Gli enfant prodige di Milano, i due designer Emiliano Salci e Britt Moran meglio noti come Dimore Studio, ci raccontano le loro intenzioni per il Salone, piani futuri e perché l’Italia è il miglior posto del mondo per i designer

Le vostre installazioni per il Salone del Mobile sono sempre fra le più attese durante la manifestazione. Qual è stata l’ispirazione per il vostro progetto per il Salone di quest’anno?

L’ispirazione è nata dai reparti psichiatrici scandinavi disegnati dall’architetto finlandese di metà secolo scorso Alvar Aalto. Da tre anni avevamo questi due armadietti provenienti da un reparto di psichiatria che aveva disegnato lui. Un giorno, stavamo compilando la scheda tecnica su questi pezzi e volevamo saperne di più. Quindi abbiamo cominciato a cercare, e abbiamo scoperto da dove erano arrivati, e abbiamo trovato delle bellissime foto dei reparti. C’erano dei colori stupendi e alcuni dei corridoi avevano dei disegni pazzeschi sui pavimenti di linoleum. Super moderni, super contemporanei. Quindi ci siam detti: perché non facciamo qualcosa del genere per il Salone? Ma abbiamo pensato di partire dal pavimento e salire lungo il muro, facendo un’installazione dal pavimento al soffitto tutto di piastrelle. Abbiamo creato delle piastrelle dipinte a mano con disegni geometrici usando i colori del nostro studio, fatte in collaborazione con un’azienda che si chiama Ceramica Bardelli.

 

Che altro possiamo aspettarci di vedere nella vostra galleria e negli uffici di via Solferino?

Abbiamo due stanze che abbiamo chiuso per farne una Wunderkammer [un gabinetto delle curiosità tipico dell’epoca vittoriana]. La riempiremo di oggetti e di tutti le cose che ci danno ispirazione, oggetti presi dalle nostre collezioni personali oppure cose che abbiamo raccolto per il nostro studio. Per quanto riguarda i mobili che avremo in mostra, quest’anno ci stiamo concentrando sui materiali preziosi. Il focus è su quello che sta all’interno dei pezzi, piuttosto che fuori, anche se ovviamente il fuori è bello. C’è una fonderia qui a Milano che lavora con il bronzo – sono gli stessi che lavorano con artisti contemporanei come Giuseppe Penone e lo scultore Arnaldo Pomodoro – e li abbiamo scelti per farci aiutare a creare le maniglie e alcuni dettagli dei pezzi che presentiamo. Ci sarà anche una lampada di cui stanno facendo i dettagli in bronzo. Quindi questa è una delle parti della nostra esposizione.

 

Le vostre collezioni si sono allargate lentamente dai tempi del vostro primo Salone nel 2005. C’è qualcosa che non avete mai fatto prima che non vedete l’ora mostrare?
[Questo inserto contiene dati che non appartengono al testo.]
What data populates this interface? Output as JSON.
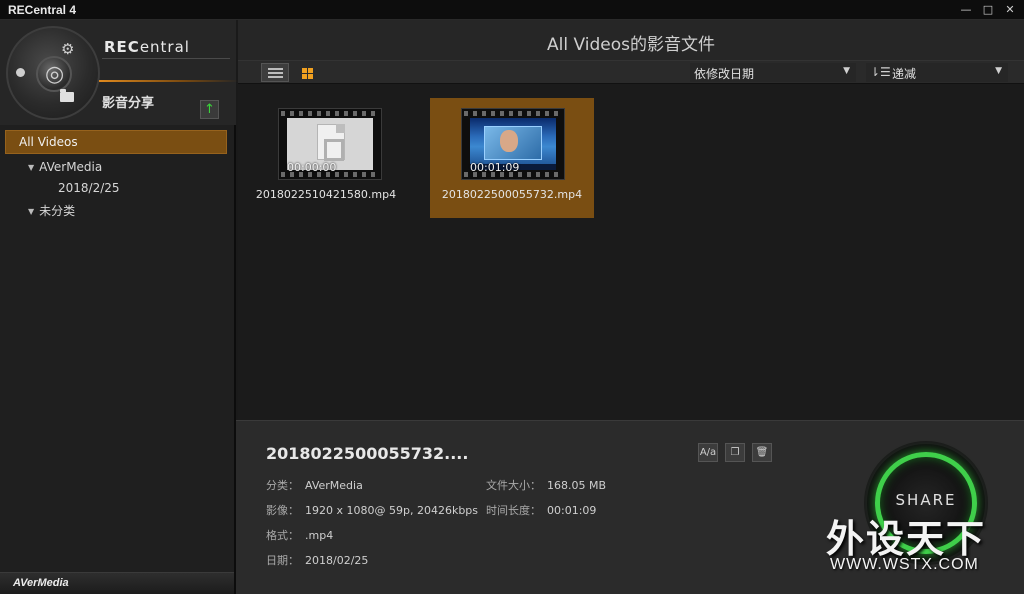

La collezione di arredi per esterni e quella di tessuti saranno molto interessanti per noi. Quest’anno saranno in mostra al Circolo Combattente. Siamo sempre molto felici di tutto, ma i tessuti sono stupendi e gli arredi da esterni non sono una cosa che fanno tutti. Per metterli in mostra stiamo creando una stanza che è quasi come un giardino d’inverno, una grande area che avrà dentro tutti i mobili da giardino con il pavimento azzurro come una piscina e una piccola costruzione per i tessuti. Volevamo fare qualcosa di molto teatrale, qualcosa di completamente inatteso. Abbiamo preso l’idea da un vecchio numero di Vogue Italia che avevamo visto, in cui c’era un immagine di palloncini che ricoprivano il pavimento come a una festa. È un’atmosfera da sogno.

 

Ci potete dare un’anteprima dei tessuti?

Siamo particolarmente felici dei tessuti da esterni. Emiliano adora fare foto – avevamo tutta una serie di foto che lui aveva fatto di facciate di edifici a Milano, o scattate quando eravamo in Sicilia – più per lo schema di colore che altro. Abbiamo preso le foto delle facciate e le abbiamo ingrandite o ridotte fino a creare un disegno sui tessuti: questa è una delle cose che abbiamo fatto. Di solito, i materiali per gli arredi da giardino sono sempre neri, bianchi, rossi o a strisce con solo i bordi a contrasto, e basta. Il nostro è un approccio molto insolito all’arredo da esterni.

 

Dimore Studio è un po’ ovunque, in questi giorni: curate il design di alberghi da Guadalajara a Parigi, un’infinità di ristoranti e case private e poi fate anche le mostre e le fiere di design in tutto il mondo. C’è qualcosa che non avete ancora fatto e che è ancora sulla vostra lista dei desideri?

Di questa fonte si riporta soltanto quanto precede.